In a message for Monday’s observance of the first International Day of Clean Air, on the theme, “Clean Air for All”, the UN chief notes that 9 out of every 10 people around the world breathe unclean air. He calls on all to join hands in building a better future with clean air for all.
Price of pollution
“Air pollution contributes to heart disease, strokes, lung cancer and other respiratory diseases,” notes UN Secretary-General António Guterres, urging for greater efforts to address the problem of air pollution.
Citing UN figures, he points out that air pollution “causes an estimated 7 million premature deaths every year, predominantly in low- and middle-income countries,” threatening “the economy, food security and the environment.”
Post Covid-19 situation
“As we recover from the coronavirus pandemic, the world needs to pay far greater attention to air pollution, which also increases the risks associated with Covid-19,” he urges.
This year, while the lockdowns associated with the global pandemic led to dramatic falls in emissions – providing a glimpse of cleaner air in many cities – emissions are already rising again, in some places surpassing pre-Covid levels.
Guterres calls for “dramatic and systemic change”, stressing, “reinforced environmental standards, policies and laws that prevent emissions of air pollutants are needed more than ever.”
Climate action for clean air
The UN Secretary-General notes that addressing climate change can help fight air pollution.
“Limiting global warming to 1.5 degrees will help reduce air pollution, death and disease,” he says, calling on countries to end subsidies for fossil fuels as well as use post-Covid recovery packages to support the transition to healthy and sustainable jobs.
“I call on governments still providing finance for fossil fuel-related projects in developing countries to shift that support towards clean energy and sustainable transport.”
“At the international level,” he adds, “countries need to cooperate to help each other transition to clean technologies.”
In a separate message, Inger Andersen, Executive Director of the UN Environment Programme (UNEP), also voices similar concerns over the huge environmental threat of air pollution to human health.
During the Covid-19 lockdowns, the “skies may have looked clearer and bluer than before as air pollution drops but,” she points out, “economic lockdowns are not the way to build a healthier world.
The poor bear the brunt
Air pollution, Andersen notes, has a disproportionate impact on the poor, with mounting economic costs, such as through “healthcare bills, lost productivity, reduced crop yields or the eroded competitiveness of cities.”
While establishing the International Day of Clean Air, the General Assembly pointed out air pollution disproportionately affects women, children and older persons.

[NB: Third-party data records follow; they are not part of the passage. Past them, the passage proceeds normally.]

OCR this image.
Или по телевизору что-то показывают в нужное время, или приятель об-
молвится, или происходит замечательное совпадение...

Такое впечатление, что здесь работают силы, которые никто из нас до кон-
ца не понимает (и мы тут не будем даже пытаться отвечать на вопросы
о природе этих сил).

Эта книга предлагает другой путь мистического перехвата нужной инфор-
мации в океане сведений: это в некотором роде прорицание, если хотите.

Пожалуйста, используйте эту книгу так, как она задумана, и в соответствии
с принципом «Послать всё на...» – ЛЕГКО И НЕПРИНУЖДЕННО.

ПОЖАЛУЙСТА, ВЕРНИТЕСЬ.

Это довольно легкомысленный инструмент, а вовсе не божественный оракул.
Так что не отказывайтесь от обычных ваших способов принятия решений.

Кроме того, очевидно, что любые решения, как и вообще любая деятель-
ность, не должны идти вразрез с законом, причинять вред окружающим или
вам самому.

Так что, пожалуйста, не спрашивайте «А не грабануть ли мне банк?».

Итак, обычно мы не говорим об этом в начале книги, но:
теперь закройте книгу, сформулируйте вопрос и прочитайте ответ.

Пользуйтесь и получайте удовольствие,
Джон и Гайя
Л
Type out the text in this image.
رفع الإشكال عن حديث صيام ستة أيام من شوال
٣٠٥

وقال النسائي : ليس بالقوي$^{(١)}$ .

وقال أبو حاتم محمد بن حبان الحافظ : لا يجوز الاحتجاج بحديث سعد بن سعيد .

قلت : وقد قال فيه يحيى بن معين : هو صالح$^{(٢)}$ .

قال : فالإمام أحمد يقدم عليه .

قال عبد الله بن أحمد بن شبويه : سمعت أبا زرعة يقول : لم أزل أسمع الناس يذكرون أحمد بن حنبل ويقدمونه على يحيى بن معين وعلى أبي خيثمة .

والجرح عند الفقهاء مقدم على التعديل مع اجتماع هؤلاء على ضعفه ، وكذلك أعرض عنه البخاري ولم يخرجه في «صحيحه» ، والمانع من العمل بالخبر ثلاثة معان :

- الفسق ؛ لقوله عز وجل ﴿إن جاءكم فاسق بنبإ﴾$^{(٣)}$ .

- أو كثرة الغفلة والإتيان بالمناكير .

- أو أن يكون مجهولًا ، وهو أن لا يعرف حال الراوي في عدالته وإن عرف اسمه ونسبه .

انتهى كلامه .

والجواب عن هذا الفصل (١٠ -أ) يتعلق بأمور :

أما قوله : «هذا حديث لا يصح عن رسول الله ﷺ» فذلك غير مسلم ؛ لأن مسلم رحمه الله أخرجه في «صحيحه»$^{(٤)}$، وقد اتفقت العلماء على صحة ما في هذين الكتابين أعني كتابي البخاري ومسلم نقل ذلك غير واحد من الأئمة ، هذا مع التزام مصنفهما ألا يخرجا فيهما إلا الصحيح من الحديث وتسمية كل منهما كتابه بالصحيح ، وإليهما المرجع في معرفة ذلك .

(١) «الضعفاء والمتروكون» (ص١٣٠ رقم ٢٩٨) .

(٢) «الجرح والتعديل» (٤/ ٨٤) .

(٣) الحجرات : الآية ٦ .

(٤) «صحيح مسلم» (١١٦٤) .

It acknowledged that improving air quality enhances climate change mitigation and vice versa.
The September 7 International Day of Clean Air for blue skies, the UNEP chief says, was established to teach individuals, communities, businesses and government that clean air is fundamental for our future.
The Covid-19 lockdowns have proved that a cleaner sky is possible. With solutions and technology in hand, Andersen says, humanity needs to act together quickly to beat air pollution and protect human health.